In the Fight for Retention, Strategy Should Lead the Way
You might say, “Retention is the new enrollment.” It’s an apt articulation of what has become evident in higher education: Year-to-year retention of students and their degree completion are front and center. The surface logic behind this focus is that student attrition hurts the bottom line. It costs more to recruit a new student than to retain one. But there is more to this than prudent financial management.
Colleges are under the gun to prove their value to prospective students, their families, employers and the government. Ultimately, the way to demonstrate real value is to do a better job of educating and graduating students. The key emphasis is on the word “graduating,” because the truth about U.S. higher education is that many start but few finish. The National Student Clearinghouse reports that among the 2.9 million first-time degree seekers who started in the 2009 cohort, just 53 percent completed a degree at any institution within six years. That’s a brand killer for higher education. The sector needs to do a better job of keeping its core promise.
Placing Strategy Before Tech
Smart institutions understand that the only way to address this problem is to understand its complicated causes, engage colleagues in developing a viable strategy for improvement and enlist the right technologies to enact a mission-critical strategy. Often, however, institutions apply technology before developing a sound strategy. It’s understandable to want to quickly tackle a problem that looms so large. Results from a recent Eduventures survey underscore this anxiety. Sixty percent of respondents said their institutions were in the early stages of integrating technology into retention strategies. Yet 88 percent were using an external technology solution in their efforts. Tellingly, 52 percent were satisfied with the tech’s performance in improving year-to-year retention, and 38 percent with its improvement of completion rates. It’s not surprising that institutions with underdeveloped strategy, systems and data integration haven’t achieved desired results.
How can colleges fulfill their promise more effectively? Higher education must take a deep breath and ensure that coherent strategy comes first. Technology has two roles herein supporting strategy: to investigate and diagnose causes and to enact strategy.
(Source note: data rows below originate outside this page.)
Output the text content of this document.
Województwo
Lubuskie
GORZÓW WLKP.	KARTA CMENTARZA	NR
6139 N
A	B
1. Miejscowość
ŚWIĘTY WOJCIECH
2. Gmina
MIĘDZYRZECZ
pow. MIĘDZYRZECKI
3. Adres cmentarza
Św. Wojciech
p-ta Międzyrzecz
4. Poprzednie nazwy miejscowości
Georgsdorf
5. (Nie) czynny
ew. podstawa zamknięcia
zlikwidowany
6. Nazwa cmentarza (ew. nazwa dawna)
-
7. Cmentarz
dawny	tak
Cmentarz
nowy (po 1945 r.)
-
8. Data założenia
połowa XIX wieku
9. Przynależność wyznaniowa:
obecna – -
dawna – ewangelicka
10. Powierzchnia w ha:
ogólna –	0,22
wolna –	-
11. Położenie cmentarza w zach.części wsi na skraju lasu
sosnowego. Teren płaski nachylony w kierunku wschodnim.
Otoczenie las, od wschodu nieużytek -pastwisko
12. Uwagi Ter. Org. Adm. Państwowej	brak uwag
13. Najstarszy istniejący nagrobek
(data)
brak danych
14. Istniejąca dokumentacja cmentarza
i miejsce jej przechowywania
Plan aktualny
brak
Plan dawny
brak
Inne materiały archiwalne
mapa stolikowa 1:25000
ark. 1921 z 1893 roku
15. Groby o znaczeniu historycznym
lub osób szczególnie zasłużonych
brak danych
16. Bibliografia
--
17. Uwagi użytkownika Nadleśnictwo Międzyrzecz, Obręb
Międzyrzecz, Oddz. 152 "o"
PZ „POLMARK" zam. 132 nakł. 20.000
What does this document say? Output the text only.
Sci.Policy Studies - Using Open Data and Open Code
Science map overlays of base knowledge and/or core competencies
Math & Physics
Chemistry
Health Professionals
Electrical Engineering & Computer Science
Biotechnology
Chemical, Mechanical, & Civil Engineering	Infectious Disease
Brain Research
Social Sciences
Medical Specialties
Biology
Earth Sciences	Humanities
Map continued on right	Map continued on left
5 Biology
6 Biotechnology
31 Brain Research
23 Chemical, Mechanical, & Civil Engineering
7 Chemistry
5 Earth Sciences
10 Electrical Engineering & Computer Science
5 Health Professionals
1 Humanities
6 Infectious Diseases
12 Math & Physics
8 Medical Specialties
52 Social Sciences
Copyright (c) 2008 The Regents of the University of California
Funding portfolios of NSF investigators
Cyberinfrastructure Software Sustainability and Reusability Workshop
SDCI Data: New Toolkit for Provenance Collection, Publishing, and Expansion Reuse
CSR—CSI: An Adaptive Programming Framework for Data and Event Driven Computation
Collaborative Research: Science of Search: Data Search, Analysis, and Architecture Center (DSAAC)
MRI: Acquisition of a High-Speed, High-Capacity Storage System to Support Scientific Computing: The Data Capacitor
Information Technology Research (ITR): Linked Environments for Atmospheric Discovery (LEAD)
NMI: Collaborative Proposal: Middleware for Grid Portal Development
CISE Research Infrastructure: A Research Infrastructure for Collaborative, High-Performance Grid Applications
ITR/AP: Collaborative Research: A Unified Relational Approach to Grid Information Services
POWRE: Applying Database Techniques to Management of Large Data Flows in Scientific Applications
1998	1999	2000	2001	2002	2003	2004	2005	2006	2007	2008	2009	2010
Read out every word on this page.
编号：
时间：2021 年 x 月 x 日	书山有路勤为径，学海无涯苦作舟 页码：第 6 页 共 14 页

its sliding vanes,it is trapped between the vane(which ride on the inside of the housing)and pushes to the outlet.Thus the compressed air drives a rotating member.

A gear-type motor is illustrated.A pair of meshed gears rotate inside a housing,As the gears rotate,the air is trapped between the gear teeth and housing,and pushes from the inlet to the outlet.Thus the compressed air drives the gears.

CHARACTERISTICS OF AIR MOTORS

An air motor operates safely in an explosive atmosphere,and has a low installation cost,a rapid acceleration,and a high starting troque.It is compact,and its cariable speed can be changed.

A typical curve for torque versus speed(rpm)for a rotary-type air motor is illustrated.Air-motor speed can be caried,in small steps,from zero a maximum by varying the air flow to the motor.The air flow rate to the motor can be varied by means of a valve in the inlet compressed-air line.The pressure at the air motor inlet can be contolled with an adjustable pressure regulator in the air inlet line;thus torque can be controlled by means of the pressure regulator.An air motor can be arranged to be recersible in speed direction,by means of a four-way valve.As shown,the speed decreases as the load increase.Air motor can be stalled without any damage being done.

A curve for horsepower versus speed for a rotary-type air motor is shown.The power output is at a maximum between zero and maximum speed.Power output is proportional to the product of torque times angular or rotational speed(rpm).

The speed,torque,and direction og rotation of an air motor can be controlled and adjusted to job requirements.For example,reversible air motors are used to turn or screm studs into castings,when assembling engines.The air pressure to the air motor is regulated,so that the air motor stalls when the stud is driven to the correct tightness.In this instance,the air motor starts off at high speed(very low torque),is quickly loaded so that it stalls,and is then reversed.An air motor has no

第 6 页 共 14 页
The implication for institutions is that administrators must work closely with IT to find the appropriate use of technology in developing and rolling out a retention strategy. Within that collaboration, institutions must assess their systems and available technology, capacity to develop and maintain related technology, and needs that might require an outside vendor.
The implication for tech companies with retention solutions is that they must shift their mindset from vendor to partner. Instead of leading the sales pitch with product features, integrations, support and total cost of ownership, companies should develop a strategy-based approach that shows empathy for the depth and complexity of the problem and a desire to be a useful part of the institution’s collaborative effort. The other pieces are important, but they should be set within the context of the problem.
Remembering That Outcomes Matter
This is a tougher — but hopefully more rewarding — approach for all parties. Ed tech companies must be sensitive to justifiable concerns that colleges have about ceding their core responsibilities to outsiders. They also must be diligent about developing solutions that will work within the context of each partner institution. In this model, retention solutions must show efficacy through outcomes, not merely usage.
No one entity can go it alone to untie the Gordian knot of better student retention and completion. IT, faculty and administrators should collaborate on campus and engage the right-fit external resources to create a strong institutional retention strategy.